Para Luciano Guimarães, vice-presidente de Operações e Marketing da Rextur Advance, empresa do Grupo CVC, a demanda por viagens corporativas existe em todos os setores, e os motivos são inúmeros. Para algumas companhias, é um investimento. “Quando as organizações percebem que o profissional tem potencial de crescimento, podem enviar o funcionário para fazer cursos ou viajar e trocar ideias com outras equipes”, esclarece Norberto Chadad, CEO da Thomas Case & Associados e da Fit RH Consulting.


Ferramentas de comunicação instantânea, como Skype, FaceTime e Duo, são adequadas para substituir uma viagem no caso de simples reuniões. No entanto, segundo Luciano Guimarães, certas questões só podem ser tratadas pessoalmente. “Quando há a oportunidade de se fechar um bom negócio, nada substitui a relação humana e a presença junto do potencial cliente”, garante.

 

Fazendo as malas

Na hora de embarcar, principalmente a negócios, algumas dicas de ouro podem ser muito úteis e até mandatórias para não fazer feio e aproveitar o tempo com satisfação e eficiência.

» Planeje-se: saiba de antemão os horários do voo, faça as reservas no hotel, organize seus traslados, saia da cidade com todas as reuniões agendadas e com os tópicos a serem discutidos estipulados. Isso fará com que você economize tempo, possa se preparar melhor para os encontros de negócios e ganhe intervalos para se envolver em atividades de lazer.

» Estude seu destino: dependendo de para onde se vai, a cultura pode ser muito ou pouco diferente da que você está acostumado. Na dúvida, não deixe de se aprofundar nos hábitos, valores, costumes, culinária e arte locais. Ao compreender a dinâmica particular do lugar, você mostra que está interessado na região que visita, não comete nenhuma gafe e ainda se informa sobre o que vale conhecer por ali.

» Aproveite cada instante: seja para conhecer organizações e desenvolver novas estratégias, seja para participar de uma simples reunião de negócios, quando um funcionário viaja em nome de uma organização, a empresa investe no profissional. Assim, é importante ficar atento a tudo relacionado ao propósito da viagem bem como ao ambiente que o cerca — daí podem surgir novas ideias, planos e projetos.
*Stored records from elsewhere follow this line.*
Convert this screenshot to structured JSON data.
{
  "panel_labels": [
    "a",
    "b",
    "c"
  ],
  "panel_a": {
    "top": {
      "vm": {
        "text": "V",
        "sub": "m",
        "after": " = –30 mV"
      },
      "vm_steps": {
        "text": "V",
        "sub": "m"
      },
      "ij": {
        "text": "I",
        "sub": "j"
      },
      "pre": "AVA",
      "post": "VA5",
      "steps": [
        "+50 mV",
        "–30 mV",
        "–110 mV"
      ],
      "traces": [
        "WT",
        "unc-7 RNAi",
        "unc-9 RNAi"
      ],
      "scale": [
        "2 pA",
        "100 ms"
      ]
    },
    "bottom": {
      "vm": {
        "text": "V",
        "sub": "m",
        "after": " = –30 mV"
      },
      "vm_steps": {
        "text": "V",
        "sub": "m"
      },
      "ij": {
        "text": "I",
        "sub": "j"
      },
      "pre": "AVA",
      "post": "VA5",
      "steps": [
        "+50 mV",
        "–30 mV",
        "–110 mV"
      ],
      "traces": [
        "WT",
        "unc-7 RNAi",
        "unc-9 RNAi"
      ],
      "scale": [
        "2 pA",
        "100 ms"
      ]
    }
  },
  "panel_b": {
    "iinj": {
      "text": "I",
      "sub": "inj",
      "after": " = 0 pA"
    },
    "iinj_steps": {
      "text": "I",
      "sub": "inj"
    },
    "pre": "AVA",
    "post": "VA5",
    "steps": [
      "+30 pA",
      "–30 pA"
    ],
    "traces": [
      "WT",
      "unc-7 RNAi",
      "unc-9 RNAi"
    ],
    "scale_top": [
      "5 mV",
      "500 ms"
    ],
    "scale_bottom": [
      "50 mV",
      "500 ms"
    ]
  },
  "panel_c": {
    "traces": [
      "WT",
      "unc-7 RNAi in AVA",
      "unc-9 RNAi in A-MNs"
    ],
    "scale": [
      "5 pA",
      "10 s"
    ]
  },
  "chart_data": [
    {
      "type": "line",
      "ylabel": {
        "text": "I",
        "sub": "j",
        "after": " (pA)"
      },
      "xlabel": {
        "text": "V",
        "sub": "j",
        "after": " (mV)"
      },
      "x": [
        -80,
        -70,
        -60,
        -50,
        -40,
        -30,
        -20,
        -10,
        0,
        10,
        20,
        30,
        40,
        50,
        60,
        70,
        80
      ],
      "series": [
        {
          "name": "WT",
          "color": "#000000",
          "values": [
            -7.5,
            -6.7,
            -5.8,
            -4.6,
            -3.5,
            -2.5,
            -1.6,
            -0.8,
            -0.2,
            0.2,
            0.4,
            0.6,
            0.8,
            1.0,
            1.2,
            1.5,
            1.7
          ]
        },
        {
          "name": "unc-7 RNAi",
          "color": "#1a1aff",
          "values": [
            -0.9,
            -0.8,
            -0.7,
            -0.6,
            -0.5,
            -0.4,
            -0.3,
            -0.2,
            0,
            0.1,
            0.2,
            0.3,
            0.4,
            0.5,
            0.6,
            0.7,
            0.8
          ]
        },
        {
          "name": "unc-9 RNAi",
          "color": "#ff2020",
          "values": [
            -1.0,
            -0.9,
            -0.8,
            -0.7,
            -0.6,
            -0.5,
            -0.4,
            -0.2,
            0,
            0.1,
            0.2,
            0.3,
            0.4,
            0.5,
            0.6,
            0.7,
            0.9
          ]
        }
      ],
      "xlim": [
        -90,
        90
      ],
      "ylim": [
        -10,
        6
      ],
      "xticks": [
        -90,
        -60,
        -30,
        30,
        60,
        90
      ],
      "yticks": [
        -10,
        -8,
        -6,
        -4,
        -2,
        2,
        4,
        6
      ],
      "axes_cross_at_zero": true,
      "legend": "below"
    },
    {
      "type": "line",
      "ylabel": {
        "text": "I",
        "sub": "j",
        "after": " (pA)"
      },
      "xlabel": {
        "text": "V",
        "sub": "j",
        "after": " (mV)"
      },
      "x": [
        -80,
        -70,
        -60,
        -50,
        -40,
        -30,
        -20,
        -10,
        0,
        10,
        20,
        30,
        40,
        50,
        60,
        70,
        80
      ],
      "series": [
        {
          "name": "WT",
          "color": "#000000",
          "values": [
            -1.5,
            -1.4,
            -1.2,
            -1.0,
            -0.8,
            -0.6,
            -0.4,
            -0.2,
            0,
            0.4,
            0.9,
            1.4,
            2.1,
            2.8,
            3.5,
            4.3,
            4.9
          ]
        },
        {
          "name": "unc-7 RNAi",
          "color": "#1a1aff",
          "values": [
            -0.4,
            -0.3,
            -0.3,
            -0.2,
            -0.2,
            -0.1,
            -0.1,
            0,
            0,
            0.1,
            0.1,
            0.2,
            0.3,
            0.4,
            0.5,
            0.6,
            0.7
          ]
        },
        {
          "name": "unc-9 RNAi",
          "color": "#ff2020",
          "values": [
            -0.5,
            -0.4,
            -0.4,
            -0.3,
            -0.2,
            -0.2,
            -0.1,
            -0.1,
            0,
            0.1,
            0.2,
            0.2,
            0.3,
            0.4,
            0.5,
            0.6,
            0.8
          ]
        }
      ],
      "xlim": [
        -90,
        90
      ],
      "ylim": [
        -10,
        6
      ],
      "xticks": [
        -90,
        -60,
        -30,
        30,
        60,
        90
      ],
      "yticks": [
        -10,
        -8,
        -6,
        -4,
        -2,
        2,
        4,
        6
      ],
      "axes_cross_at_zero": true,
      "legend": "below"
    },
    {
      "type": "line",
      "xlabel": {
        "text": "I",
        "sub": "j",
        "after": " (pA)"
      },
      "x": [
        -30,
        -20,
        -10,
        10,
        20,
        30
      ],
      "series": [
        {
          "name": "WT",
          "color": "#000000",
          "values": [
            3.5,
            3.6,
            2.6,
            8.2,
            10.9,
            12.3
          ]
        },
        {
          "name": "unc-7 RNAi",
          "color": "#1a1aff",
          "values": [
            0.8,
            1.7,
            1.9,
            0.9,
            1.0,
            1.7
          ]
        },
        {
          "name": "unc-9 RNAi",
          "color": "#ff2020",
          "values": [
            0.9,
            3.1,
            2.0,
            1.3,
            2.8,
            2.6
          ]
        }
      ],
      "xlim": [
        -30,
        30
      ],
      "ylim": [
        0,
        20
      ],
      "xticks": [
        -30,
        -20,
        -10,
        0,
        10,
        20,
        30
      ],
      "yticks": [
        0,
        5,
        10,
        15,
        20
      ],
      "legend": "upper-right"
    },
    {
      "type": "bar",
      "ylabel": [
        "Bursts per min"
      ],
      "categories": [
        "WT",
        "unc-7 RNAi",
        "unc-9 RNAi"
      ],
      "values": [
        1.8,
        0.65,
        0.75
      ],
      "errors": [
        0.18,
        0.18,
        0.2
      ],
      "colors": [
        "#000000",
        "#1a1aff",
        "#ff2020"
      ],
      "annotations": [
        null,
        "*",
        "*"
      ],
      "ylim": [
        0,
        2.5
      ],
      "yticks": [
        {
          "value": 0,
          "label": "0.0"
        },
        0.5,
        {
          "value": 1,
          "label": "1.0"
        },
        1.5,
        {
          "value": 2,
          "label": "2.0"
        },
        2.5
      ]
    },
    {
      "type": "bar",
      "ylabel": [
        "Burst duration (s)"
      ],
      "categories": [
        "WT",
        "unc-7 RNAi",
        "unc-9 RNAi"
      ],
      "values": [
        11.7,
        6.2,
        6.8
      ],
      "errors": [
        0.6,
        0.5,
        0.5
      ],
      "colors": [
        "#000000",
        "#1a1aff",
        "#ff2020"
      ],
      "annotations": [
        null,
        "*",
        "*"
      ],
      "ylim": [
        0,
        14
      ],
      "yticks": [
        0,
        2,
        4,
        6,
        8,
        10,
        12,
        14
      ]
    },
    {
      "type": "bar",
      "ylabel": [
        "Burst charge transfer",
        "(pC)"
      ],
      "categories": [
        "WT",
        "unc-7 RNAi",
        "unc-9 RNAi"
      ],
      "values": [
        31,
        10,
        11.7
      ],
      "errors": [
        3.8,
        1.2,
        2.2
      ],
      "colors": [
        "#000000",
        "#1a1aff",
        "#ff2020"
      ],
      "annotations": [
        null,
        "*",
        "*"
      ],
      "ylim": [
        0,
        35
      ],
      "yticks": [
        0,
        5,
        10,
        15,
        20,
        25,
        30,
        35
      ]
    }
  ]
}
» Aprenda uma nova língua: no mundo dos negócios, relacionar-se bem é fator de suma importância. Como relações são desenvolvidas por meio de comunicação plena, é fundamental ter domínio de outros idiomas. Para viagens internacionais, o inglês é crucial. Em países de língua espanhola, dominar o espanhol também é importante. Além do viés corporativo, esses conhecimentos facilitam muito a vida como turista.